Кошка не выказала радости от укола, возня с ней на некоторое время заняла Олю, она же все привыкла делать с полной отдачей, и к разговору об Андрее они больше не возвращались. Когда Оля ложилась спать, Татьяне Дмитриевне даже показалось, что дочь почти спокойна.

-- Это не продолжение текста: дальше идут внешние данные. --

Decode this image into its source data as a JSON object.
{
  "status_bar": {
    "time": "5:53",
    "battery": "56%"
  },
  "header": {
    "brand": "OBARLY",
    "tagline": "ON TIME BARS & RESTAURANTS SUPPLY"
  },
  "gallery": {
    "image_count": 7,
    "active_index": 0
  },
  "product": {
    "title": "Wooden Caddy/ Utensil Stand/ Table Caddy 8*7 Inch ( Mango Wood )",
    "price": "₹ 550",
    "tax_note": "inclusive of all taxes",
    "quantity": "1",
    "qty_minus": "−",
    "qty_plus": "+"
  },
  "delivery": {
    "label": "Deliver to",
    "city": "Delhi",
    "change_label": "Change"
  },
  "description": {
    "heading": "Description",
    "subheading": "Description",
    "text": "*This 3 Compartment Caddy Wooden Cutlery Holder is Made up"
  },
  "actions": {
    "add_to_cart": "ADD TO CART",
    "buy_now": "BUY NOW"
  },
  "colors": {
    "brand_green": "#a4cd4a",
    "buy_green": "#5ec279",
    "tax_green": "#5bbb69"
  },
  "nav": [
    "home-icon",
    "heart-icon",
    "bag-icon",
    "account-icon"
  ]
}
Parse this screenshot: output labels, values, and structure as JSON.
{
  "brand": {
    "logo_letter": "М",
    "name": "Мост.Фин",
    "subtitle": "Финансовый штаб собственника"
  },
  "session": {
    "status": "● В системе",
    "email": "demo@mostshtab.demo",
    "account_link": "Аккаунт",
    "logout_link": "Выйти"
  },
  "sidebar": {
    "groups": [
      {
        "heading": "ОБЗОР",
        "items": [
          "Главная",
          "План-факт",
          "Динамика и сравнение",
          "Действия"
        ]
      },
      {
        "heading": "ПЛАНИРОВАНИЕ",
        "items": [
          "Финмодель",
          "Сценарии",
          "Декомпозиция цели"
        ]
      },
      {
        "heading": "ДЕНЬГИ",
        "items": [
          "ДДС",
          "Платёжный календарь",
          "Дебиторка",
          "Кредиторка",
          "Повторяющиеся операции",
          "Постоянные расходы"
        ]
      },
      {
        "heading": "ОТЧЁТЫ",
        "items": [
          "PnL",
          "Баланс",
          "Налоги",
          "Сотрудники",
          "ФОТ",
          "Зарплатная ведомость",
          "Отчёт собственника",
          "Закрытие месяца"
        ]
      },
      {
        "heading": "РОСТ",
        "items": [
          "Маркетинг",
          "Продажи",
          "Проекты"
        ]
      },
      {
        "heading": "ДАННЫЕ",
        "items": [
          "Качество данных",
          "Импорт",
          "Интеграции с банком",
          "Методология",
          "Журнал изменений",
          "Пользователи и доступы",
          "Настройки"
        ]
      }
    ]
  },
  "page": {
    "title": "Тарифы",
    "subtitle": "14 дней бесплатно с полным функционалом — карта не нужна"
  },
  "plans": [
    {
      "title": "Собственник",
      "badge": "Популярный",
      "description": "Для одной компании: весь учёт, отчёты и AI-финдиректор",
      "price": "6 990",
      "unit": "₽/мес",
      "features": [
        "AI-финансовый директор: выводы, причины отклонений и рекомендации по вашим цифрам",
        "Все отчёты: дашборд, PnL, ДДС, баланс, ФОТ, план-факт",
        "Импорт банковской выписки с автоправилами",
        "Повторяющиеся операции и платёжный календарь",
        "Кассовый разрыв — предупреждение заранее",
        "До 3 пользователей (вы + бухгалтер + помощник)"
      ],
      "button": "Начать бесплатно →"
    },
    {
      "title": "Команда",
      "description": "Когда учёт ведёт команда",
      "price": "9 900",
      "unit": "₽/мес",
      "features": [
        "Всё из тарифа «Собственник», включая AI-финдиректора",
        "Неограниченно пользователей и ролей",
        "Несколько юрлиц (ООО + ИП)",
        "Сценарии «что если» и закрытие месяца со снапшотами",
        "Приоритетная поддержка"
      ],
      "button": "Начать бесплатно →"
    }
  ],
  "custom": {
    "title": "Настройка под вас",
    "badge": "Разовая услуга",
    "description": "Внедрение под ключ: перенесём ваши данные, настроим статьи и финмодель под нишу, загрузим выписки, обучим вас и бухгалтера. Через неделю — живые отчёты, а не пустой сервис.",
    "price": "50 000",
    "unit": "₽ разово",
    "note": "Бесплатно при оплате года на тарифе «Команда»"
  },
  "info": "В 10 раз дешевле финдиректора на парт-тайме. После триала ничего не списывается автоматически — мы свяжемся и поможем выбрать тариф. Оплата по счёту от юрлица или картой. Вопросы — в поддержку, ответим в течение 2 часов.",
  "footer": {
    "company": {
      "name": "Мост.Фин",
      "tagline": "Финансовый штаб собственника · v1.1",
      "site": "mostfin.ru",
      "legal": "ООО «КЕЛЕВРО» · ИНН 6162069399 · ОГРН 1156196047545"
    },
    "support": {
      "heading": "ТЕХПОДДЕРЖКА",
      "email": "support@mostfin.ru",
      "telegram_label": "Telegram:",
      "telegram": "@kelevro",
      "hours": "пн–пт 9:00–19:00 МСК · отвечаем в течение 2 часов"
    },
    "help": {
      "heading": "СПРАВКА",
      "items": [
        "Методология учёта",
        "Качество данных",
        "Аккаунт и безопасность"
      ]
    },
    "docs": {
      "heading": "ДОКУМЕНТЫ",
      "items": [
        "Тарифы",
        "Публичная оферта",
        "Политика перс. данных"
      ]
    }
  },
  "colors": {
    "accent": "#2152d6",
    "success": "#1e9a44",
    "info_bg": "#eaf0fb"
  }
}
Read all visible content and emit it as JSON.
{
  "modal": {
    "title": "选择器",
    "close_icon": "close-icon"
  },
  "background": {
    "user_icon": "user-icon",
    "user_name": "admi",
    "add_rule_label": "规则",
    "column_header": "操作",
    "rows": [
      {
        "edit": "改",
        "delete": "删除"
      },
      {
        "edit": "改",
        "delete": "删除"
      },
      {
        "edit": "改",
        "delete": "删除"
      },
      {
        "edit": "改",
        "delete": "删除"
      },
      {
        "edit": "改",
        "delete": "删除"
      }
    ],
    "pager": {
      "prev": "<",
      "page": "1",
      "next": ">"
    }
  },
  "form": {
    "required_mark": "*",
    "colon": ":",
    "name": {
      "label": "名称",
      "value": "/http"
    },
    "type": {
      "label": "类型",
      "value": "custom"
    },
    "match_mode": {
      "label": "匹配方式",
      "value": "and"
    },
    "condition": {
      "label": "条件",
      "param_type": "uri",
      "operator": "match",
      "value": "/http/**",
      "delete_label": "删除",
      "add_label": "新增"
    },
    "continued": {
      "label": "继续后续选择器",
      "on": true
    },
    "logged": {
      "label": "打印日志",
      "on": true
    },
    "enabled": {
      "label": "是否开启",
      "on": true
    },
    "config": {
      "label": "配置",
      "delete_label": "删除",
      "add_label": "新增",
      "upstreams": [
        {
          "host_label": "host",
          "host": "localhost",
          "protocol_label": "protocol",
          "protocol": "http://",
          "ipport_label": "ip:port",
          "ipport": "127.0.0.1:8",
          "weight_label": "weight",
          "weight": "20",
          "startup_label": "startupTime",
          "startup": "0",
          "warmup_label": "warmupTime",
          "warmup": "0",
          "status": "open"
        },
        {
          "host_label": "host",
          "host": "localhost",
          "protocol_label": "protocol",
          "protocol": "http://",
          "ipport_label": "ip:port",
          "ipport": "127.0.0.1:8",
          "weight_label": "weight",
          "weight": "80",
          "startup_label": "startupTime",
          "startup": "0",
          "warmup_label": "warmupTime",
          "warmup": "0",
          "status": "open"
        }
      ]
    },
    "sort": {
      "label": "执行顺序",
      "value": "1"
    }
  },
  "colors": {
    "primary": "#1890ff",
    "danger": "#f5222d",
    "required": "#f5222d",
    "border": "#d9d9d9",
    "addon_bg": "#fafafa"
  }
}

Она сидела на веранде – ночи уже были по-летнему теплы – и думала почему-то не о том, что происходило в Олиной жизни сейчас, а о том, что происходило много лет назад с ней самою. Это было странно, потому что Татьяна Дмитриевна считала Олину нынешнюю историю вовсе не ерундой, а серьезной драмой. Но собственное прошлое, которое она сама же и вызвала, сказав, что видела жизнь лишь краем сердечного взгляда, хлынуло в ее память так сильно, так властно, что не оставило места для настоящего.
– И что же вы сделали?
– Попросил, чтобы принесли икону. У бабы Мани, уборщицы, есть. А что я должен был делать?
– Мне кажется, вы должны были этому воспротивиться.
– Знаете что, Ирина Леонидовна, вот когда вы научитесь оперировать гнойные раны так, как Войно-Ясенецкий, то вы и будете командовать, держать в операционной икону или нет. И я вас тогда буду слушаться. А пока, уж извините, я буду слушаться архиепископа Луку.